Regarding other chronic diseases such as diabetes and heart disease, it is clear that health promotion and disease prevention programs need to be enhanced to create healthier communities, and this is done through policy, systems, and environmental (PSE) changes.  This is an entire area of public health research, and adequate data regarding the best policies, systems changes, and environmental changes needs to be elucidated. 

Q: How will the Master of Public Health Program at NDSU address health issues in the state?
The Master of Public Health (MPH) Program at NDSU is in its second year of existence, and it includes four specialization tracks:

  • Community Health Sciences;
  • Health Promotion;
  • Management of Infectious Diseases; and
  • American Indian Public Health.

Each of these tracks provides a vital area of graduate-level training to improve population health.  Community Health Sciences was developed to target health professionals who want to expand their skillsets in improving population health and beyond one-on-one clinical care.  In this track we have physicians, nurses, pharmacists, health administrators, and psychologists, among others who are expanding their skillsets in public health.  The Health Promotion track is provided in partnership with Health, Nutrition, and Exercise Science and focuses on promoting health through policy, system, and environmental (PSE) changes and promoting improved nutrition and physical activity programs targeting populations.  This MPH track will prepare students for the Certified Health Education Specialist credential.  The Management of Infectious Diseases track is offered in partnership with Veterinary and Microbiological Sciences and focuses on strategies to reduce the burden of infectious diseases in populations.  The field of public health has seen significant improvements over the last century in terms of better sanitation, immunizations, and better medications to treat infectious diseases.  However, there are still numerous infectious diseases that pose significant threats to the public’s health, including HIV/AIDS, tuberculosis, West Nile Virus, influenza, and hospital-acquired infections, among others.

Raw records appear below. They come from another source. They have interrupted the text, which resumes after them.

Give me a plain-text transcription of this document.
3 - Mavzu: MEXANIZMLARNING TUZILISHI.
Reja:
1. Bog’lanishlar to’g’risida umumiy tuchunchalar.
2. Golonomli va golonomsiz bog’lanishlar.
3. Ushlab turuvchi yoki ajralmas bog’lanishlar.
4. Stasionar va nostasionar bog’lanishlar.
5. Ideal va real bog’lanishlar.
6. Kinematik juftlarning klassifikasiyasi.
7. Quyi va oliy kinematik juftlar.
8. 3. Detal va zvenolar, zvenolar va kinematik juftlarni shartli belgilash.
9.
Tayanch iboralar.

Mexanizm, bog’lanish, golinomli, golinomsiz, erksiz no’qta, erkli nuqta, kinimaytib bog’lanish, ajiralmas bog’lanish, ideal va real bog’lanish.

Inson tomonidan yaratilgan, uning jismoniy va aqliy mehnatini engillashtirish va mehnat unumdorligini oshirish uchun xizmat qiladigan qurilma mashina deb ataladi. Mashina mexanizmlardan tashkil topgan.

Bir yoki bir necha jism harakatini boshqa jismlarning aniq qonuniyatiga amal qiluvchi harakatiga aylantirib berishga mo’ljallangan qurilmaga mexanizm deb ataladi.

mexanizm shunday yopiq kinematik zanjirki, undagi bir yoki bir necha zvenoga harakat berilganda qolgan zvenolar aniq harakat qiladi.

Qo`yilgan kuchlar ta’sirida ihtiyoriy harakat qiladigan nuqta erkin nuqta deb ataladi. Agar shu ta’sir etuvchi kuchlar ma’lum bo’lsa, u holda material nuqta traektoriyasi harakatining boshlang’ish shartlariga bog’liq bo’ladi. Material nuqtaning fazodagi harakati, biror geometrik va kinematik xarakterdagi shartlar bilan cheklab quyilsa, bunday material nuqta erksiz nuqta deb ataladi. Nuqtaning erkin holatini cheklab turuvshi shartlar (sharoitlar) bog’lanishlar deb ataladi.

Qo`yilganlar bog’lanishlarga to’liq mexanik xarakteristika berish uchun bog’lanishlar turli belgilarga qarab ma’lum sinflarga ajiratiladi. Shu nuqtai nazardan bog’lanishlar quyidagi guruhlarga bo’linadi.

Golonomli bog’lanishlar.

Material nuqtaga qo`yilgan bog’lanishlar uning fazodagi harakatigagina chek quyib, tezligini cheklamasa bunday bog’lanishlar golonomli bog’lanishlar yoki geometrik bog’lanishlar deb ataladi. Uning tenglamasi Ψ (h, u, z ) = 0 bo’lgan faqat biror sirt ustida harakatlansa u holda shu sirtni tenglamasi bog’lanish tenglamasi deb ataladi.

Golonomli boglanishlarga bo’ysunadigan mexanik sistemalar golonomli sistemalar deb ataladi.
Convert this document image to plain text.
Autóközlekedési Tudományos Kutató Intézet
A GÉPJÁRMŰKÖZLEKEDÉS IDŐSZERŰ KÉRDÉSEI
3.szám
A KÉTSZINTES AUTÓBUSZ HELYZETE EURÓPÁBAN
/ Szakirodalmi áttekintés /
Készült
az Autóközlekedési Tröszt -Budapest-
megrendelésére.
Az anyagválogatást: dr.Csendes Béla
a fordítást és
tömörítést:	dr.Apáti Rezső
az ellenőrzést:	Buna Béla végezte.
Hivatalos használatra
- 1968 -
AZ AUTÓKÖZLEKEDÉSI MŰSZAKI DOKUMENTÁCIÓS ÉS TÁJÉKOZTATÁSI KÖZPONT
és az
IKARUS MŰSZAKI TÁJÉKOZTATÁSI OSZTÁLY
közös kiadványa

Our track in American Indian Public Health is unique in that NDSU is the only program in the nation that offers this MPH specialization.  The coursework includes American Indian Health Policy, American Indian Health Disparities, Cultural Competence in Indian Health, Research Issues in Tribal Communities, and Case Studies in Indian Health.  The curriculum is designed to prepare students to work as public health professionals in tribal health programs, IHS, universities, not-for-profit agencies, non-governmental organizations, and private sector health agencies that serve a significant number of American Indians.  Although we are only in our first year offering this track, we have six American Indian students in this year’s MPH class.  In addition to workforce development, the research, policy, and programming agenda for the American Indian Public Health track will expand upon partnerships with tribes, the State of North Dakota, IHS, and other agencies and stakeholder groups to access additional funding streams and opportunities to improve public health in tribal populations.  Current activities include a Community Transformation Grant in which we are coordinating tribal outreach and coordinating datasets to be used in community health needs assessments as well as partnerships with Medicaid in North Dakota and with tribes and tribal colleges.  In addition to myself, we have Donna Grandbois, RN, PhD (Turtle Mountain Chippewa) and Linda Frizzell, PhD (Cherokee / Lakota) on faculty in this track.  Among the three of us, we have approximately fifty years of experience at the doctorate level in American Indian health. We anticipate that this program will grow effectively over the next several years, and we will see an improvement in workforce development, public health research, programming and policy that will reduce health disparities. 

 

Dr. Warne's previous work includes serving as a family physician with the Gila River Indian Community, Staff Clinician for the National Institutes of Health, faculty member at the Sandra Day O’Connor College of Law at Arizona State University, Health Policy Research Director for the Inter Tribal Council of Arizona, and as the Executive Director of the Great Plains Tribal Chairmen’s Health Board.